大学院では2年上の物理工学科の藤井 啓祐さん(現 RQC 量子計算理論研究チーム チームリーダー)たちと議論を重ね、理論的な部分を鍛えられました。当時、藤井さんは日本で唯一と言っていいほど、誤り訂正に打ち込んでいた方で、量子コンピュータ開発に興味をもったのは、量子誤り訂正符号のパズル的な面白さに引かれた部分が大きいです。

学位取得後の2013年からポスドクとして理研の山本 喜久 グループディレクター(創発物性科学研究センター 量子光学研究グループ、当時)のところで、光量子コンピュータの実験を行い、その後、東京大学の中村 泰信 教授(現 RQC センター長)の研究室に特任助教として移って、超伝導量子コンピュータの研究開発に携わるようになりました。
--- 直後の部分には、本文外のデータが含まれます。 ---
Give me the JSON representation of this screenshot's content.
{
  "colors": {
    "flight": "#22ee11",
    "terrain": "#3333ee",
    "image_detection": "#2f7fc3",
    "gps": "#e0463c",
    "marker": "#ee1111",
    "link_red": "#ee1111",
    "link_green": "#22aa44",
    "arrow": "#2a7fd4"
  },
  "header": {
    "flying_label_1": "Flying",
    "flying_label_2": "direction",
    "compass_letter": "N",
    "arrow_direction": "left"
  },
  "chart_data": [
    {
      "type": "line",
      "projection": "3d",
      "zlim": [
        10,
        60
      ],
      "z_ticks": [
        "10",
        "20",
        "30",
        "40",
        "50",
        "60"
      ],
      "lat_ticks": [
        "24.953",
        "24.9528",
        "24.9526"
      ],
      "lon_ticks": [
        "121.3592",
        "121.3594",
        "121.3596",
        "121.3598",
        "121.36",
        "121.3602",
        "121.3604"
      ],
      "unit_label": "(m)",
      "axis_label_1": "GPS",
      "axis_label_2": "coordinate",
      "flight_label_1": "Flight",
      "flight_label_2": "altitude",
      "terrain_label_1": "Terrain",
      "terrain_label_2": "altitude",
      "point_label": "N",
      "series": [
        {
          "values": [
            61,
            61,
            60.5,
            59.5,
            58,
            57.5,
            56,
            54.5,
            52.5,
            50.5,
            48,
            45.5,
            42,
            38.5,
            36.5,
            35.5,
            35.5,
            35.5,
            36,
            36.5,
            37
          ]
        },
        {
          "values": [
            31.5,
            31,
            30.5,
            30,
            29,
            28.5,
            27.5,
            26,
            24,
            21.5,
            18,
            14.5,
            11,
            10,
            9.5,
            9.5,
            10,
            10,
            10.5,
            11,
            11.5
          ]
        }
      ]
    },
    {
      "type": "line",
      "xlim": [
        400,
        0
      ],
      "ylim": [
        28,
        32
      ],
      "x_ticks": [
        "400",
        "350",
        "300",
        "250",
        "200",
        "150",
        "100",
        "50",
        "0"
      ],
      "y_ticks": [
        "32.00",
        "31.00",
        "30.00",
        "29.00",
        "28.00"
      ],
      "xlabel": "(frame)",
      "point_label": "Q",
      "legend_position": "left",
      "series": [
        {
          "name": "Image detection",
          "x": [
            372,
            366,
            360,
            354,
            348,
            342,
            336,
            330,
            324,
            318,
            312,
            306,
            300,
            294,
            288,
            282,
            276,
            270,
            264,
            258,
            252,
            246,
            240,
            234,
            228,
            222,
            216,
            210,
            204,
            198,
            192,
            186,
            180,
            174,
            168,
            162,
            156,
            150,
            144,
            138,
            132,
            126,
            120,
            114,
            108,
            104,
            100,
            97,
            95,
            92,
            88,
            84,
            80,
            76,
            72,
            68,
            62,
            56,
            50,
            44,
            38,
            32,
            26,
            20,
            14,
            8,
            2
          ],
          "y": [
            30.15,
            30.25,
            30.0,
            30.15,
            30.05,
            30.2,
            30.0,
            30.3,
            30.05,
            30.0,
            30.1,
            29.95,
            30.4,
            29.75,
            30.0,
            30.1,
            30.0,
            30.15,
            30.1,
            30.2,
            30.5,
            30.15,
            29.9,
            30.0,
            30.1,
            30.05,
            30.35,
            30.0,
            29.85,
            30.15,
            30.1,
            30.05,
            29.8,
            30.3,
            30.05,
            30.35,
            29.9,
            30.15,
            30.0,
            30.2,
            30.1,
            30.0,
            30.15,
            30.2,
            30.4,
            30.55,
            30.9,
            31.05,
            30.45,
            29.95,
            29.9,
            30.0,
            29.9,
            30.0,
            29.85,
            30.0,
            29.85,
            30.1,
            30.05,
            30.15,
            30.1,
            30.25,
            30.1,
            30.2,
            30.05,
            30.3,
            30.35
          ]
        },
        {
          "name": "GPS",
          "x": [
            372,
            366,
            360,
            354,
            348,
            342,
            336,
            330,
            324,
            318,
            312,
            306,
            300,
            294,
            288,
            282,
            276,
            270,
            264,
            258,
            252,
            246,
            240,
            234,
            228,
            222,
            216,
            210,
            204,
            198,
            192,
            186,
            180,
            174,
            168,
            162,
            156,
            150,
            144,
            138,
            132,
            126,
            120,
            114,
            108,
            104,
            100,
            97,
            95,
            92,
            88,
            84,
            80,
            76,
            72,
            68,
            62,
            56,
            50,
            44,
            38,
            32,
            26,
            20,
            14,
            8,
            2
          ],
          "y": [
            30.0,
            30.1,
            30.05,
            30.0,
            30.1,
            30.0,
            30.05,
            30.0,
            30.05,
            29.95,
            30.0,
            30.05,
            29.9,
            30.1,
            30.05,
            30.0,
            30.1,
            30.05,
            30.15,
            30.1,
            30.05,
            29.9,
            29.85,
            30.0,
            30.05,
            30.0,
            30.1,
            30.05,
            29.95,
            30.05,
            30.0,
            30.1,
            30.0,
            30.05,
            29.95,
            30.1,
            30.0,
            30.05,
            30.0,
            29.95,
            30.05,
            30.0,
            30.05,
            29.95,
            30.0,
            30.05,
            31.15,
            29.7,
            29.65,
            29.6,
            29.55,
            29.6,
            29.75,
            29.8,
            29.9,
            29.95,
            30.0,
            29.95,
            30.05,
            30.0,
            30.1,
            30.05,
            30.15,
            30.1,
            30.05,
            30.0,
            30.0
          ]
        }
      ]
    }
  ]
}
以後ずっと回路設計担当で、北野 先生の著書に惹かれた興味の原点に回帰できました。そして約2年前にまた理研に戻ってきたのです。

フィルター回路で高速に読み出す

今回の64量子ビットでは、とにかく多くの配線を限られた空間内にどう収めるかを考え、さらに新しい素子の設計開発も行いました。それが、計算結果の読み出し効率を上げるためのフィルター回路の設計です。量子ビットに当てたマイクロ波の反射波から計算結果が0か1かを高速に測定する必要がありますが、マイクロ波をあまり強く結合させると量子ビットの状態が壊れることがあります。量子ビットの状態を保ちつつ、測定操作を高速化させるためには、読み出し用のマイクロ波をきちんと通し、しかも量子ビットからの輻射は逃さないようなフィルターを間に設置する必要があります。64ビットでの設計業務は、始めはほとんど一人でやっていましたが、途中でこういった回路設計に長けている助っ人が現れました。オックスフォード大学からきたポスドクのピーター・スプリングさんで、最終的なものは一緒に設計しました。

目標の144ビットについては、回路設計をどうやって単純化できるかを考えているところです。また、4量子ビットのユニットセルを並列に並べていったらどういう性能が出るのか、評価方法についても検討しています。このような評価は大規模化には必要不可欠です。大学院時代に面白さを知った誤り訂正も少し追いかけていますが、そちらの"原点回帰"はもっと先になりそうです。